In common with many Scottish novels the book contains detailed descriptions of landscape and, in this instance, seascapes. The two trips to Stornoway necessitate navigating through the notorious Pentland Firth and various accounts of storms pepper the tale.
On returning from his service in the navy one of Finn’s father’s companions on the boat that was pressed tells him, “Where all is compulsion and enforcement, it’s the bully that rules,” but it isn’t all serious stuff. We hear tell of, “Big John Angus McGrath – an elder in the church, too. Every time he took a dram, he would shake his head and say, ‘Nasty stuff!

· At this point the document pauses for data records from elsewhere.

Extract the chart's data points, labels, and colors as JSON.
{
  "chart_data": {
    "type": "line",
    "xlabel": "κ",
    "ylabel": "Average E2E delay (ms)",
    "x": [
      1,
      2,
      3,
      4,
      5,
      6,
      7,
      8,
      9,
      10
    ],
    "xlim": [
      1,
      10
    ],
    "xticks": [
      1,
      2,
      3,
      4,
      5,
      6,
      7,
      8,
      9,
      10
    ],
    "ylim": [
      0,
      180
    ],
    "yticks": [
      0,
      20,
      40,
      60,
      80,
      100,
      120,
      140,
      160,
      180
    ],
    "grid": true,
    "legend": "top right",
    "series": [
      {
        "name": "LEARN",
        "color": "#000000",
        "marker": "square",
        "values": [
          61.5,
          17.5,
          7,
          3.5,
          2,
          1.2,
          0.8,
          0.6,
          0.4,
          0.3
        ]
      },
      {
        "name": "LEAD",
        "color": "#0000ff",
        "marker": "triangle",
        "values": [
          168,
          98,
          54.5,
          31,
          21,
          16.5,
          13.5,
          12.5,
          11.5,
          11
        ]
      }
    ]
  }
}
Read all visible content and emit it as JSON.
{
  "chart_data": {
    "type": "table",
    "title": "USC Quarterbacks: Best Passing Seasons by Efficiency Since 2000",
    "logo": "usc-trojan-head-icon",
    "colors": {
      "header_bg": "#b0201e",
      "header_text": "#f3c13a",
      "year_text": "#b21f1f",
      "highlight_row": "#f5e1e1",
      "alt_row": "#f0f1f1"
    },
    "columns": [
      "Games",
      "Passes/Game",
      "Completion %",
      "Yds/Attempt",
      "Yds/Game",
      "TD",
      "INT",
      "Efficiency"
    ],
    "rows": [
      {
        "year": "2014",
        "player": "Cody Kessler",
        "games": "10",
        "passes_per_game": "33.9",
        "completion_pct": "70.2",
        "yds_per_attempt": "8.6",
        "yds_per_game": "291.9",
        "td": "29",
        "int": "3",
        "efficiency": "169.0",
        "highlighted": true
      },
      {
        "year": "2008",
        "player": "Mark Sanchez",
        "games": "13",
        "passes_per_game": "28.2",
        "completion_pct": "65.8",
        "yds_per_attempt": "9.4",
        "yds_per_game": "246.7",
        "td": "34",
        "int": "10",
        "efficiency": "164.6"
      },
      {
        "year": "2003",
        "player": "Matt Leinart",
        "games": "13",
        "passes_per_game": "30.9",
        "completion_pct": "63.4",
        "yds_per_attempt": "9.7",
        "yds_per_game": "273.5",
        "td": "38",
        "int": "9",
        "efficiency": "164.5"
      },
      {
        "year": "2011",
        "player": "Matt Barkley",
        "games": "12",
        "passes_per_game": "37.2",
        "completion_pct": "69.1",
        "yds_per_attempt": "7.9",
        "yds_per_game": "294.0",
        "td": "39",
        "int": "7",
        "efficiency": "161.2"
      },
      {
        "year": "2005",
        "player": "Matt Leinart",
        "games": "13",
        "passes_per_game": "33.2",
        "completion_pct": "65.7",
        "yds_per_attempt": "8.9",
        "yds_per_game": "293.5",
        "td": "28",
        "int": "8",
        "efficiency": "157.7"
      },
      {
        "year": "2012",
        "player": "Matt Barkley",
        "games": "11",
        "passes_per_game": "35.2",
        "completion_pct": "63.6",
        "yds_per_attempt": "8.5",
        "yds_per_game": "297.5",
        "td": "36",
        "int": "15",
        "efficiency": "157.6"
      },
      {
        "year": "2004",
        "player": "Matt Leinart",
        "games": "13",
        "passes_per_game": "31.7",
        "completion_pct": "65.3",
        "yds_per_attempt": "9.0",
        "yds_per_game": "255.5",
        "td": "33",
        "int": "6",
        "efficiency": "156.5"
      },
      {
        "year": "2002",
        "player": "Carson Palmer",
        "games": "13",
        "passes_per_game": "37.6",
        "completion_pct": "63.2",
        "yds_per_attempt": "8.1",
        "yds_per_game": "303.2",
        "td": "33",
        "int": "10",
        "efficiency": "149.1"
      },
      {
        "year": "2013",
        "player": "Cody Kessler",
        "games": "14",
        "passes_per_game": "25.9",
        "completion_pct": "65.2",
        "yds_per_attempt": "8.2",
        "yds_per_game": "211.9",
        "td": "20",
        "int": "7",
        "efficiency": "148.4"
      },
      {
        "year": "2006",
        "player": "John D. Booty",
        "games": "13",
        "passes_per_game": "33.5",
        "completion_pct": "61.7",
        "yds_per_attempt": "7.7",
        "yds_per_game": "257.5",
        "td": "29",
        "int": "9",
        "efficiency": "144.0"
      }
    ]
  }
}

Nasty stuff!’ To my father’s knowledge he said it for over fifty years,” but the focus is mainly on Finn and the important business of growing up and making a place in the world.
Pedant’s corner:- back and fore (a northern thing, then, x2,) “the eyes in, clined to stare” (the eyes inclined,) “Youlikethatname?” (no spacing,) had entranced (no spacing,) one sharp prog (prod? ) wen (when,) “s even nets” (seven,) Cathechism, Catechism, a missing full stop, (x 4,) an unnecessary line break, couldnot speak (could not,) thier (their,) “We’ll go the Shetlands,” (go to the Shetlands,) Lock Skiport (Loch Skiport appears correctly twice later on the same page!) The spelling gunnels, rather than gunwales, is used throughout.